Antimicrobial activity of hBD-2 in the presence of cationic and anionic tear fractions. A total of 10⁷ CFU/ml P. aeruginosa (ATCC 27853) was incubated with 0.3% ciprofloxacin HCl ophthalmic solution (Ciloxan), hBD-2 (100 μg/ml), hBD-2 with 70% (vol/vol) tears (hBD-2 + Tears), hBD-2 with 70% (vol/vol) cationic tear fraction [hBD-2 + Tears (Cationic)], or hBD-2 with 70% (vol/vol) anionic tear fraction [hBD-2 + Tears (Anionic)] at 37°C for 2 h.
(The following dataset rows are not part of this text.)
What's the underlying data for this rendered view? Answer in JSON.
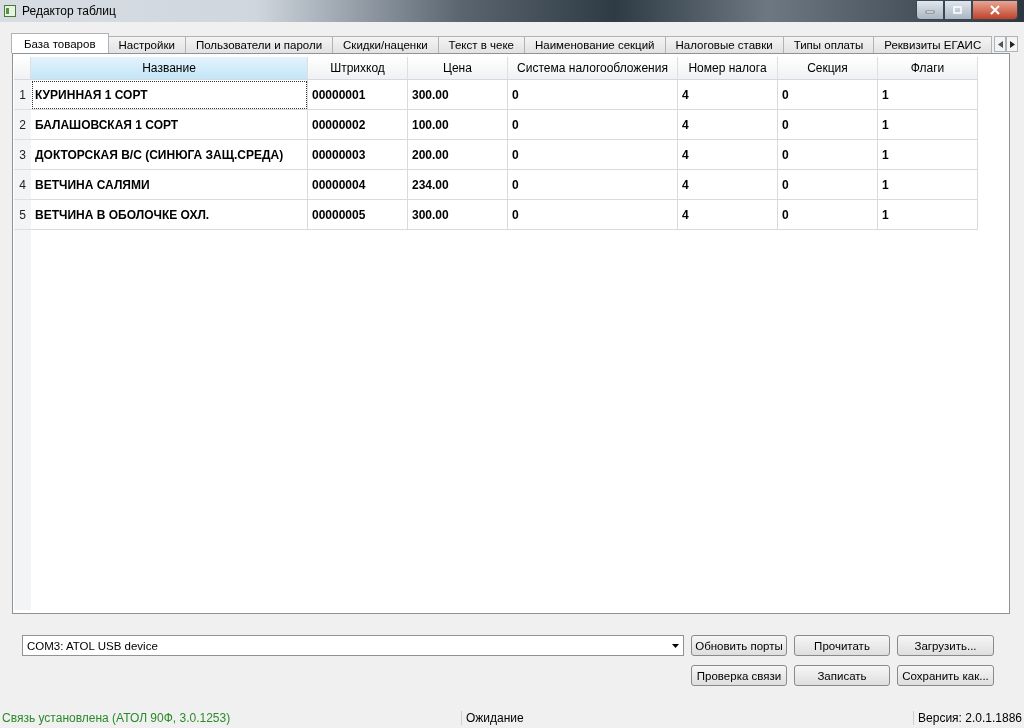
{
  "window": {
    "title": "Редактор таблиц"
  },
  "tabs": [
    {
      "label": "База товаров",
      "selected": true
    },
    {
      "label": "Настройки",
      "selected": false
    },
    {
      "label": "Пользователи и пароли",
      "selected": false
    },
    {
      "label": "Скидки/наценки",
      "selected": false
    },
    {
      "label": "Текст в чеке",
      "selected": false
    },
    {
      "label": "Наименование секций",
      "selected": false
    },
    {
      "label": "Налоговые ставки",
      "selected": false
    },
    {
      "label": "Типы оплаты",
      "selected": false
    },
    {
      "label": "Реквизиты ЕГАИС",
      "selected": false
    }
  ],
  "table": {
    "columns": [
      {
        "label": "Название",
        "selected": true
      },
      {
        "label": "Штрихкод",
        "selected": false
      },
      {
        "label": "Цена",
        "selected": false
      },
      {
        "label": "Система налогообложения",
        "selected": false
      },
      {
        "label": "Номер налога",
        "selected": false
      },
      {
        "label": "Секция",
        "selected": false
      },
      {
        "label": "Флаги",
        "selected": false
      }
    ],
    "rows": [
      {
        "number": "1",
        "focused": true,
        "cells": [
          "КУРИННАЯ 1 СОРТ",
          "00000001",
          "300.00",
          "0",
          "4",
          "0",
          "1"
        ]
      },
      {
        "number": "2",
        "focused": false,
        "cells": [
          "БАЛАШОВСКАЯ 1 СОРТ",
          "00000002",
          "100.00",
          "0",
          "4",
          "0",
          "1"
        ]
      },
      {
        "number": "3",
        "focused": false,
        "cells": [
          "ДОКТОРСКАЯ В/С (СИНЮГА ЗАЩ.СРЕДА)",
          "00000003",
          "200.00",
          "0",
          "4",
          "0",
          "1"
        ]
      },
      {
        "number": "4",
        "focused": false,
        "cells": [
          "ВЕТЧИНА САЛЯМИ",
          "00000004",
          "234.00",
          "0",
          "4",
          "0",
          "1"
        ]
      },
      {
        "number": "5",
        "focused": false,
        "cells": [
          "ВЕТЧИНА В ОБОЛОЧКЕ ОХЛ.",
          "00000005",
          "300.00",
          "0",
          "4",
          "0",
          "1"
        ]
      }
    ]
  },
  "port": {
    "value": "COM3: ATOL USB device"
  },
  "buttons": [
    "Обновить порты",
    "Прочитать",
    "Загрузить...",
    "Проверка связи",
    "Записать",
    "Сохранить как..."
  ],
  "status_bar": {
    "connection": "Связь установлена (АТОЛ 90Ф, 3.0.1253)",
    "state": "Ожидание",
    "version": "Версия: 2.0.1.1886"
  }
}
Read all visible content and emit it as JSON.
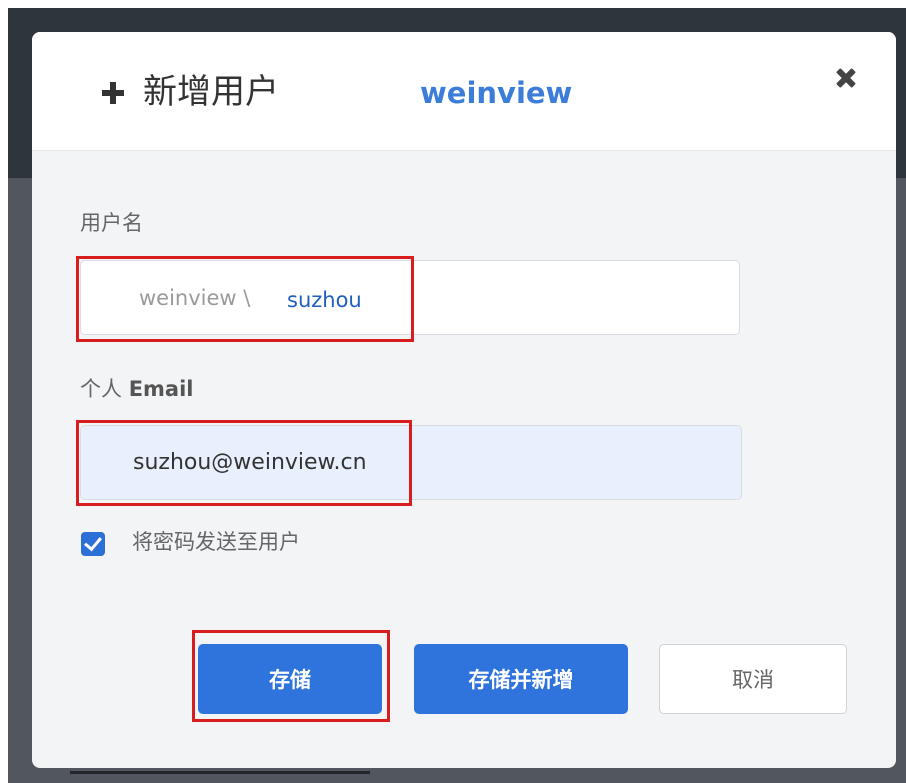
{
  "dialog": {
    "title": "新增用户",
    "subtitle": "weinview"
  },
  "form": {
    "username_label": "用户名",
    "username_prefix": "weinview \\",
    "username_value": "suzhou",
    "email_label_prefix": "个人 ",
    "email_label_bold": "Email",
    "email_value": "suzhou@weinview.cn",
    "send_password_checked": true,
    "send_password_label": "将密码发送至用户"
  },
  "buttons": {
    "save": "存储",
    "save_and_new": "存储并新增",
    "cancel": "取消"
  },
  "colors": {
    "accent": "#2f73dc",
    "highlight": "#d71d1d"
  },
  "icons": {
    "add": "plus-icon",
    "close": "close-icon",
    "check": "checkbox-checked-icon"
  }
}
Mean data obtained from three experiments, expressed as the percentage of bacteria killed by hBD-2, are shown.

FIG. 6.

(A) IP of mucin MUC5AC. Tears (100 μl) were immunoprecipitated with anti-MUC5AC antiserum or goat preimmune serum and electrophoresed on a 4 to 15% gradient gel for MUC5AC immunodetection. Lane 1, nontreated tears; lane 2, anti-MUC5AC antiserum immunoprecipitate; lane 3 residual tears after anti-MUC5AC IP; lane 4, preimmune goat serum immunoprecipitated pellet; lane 5, residual tears after preimmune goat serum IP. Representative data from one of three experiments are shown. (B) Antimicrobial activity of hBD-2 in tears in the presence and absence of MUC5AC. A total of 10⁷ CFU/ml P. aeruginosa (ATCC 27853) was incubated with hBD-2 (100 μg/ml), hBD-2 with 70% (vol/vol) tears (hBD-2 + Tears), hBD-2 with 70% (vol/vol) anti-MUC5AC immunoprecipitated tears [hBD-2 + IP Tears (no MUC5AC)], or hBD-2 with 70% (vol/vol) goat preimmune serum immunoprecipitated tears [hBD-2 + IP tears (with MUC5AC)] at 37°C for 2 h. Mean data from five experiments, expressed as the percentage of bacteria killed by hBD-2, are shown. (C) Direct interaction of hBD-2 and MUC5AC in human tears. Tears (50 μl) preincubated with hBD-2 (100 μg/ml) were immunoprecipitated with anti-hBD-2 polycolonal antibody or rabbit serum and electrophoresed on a 4 to 15% gradient gel for MUC5AC immunodetection. Lane 1, nontreated tears; lane 2, anti-hBD-2 antibody immunoprecipitated pellet; lane 3, rabbit serum immunoprecipitated pellet.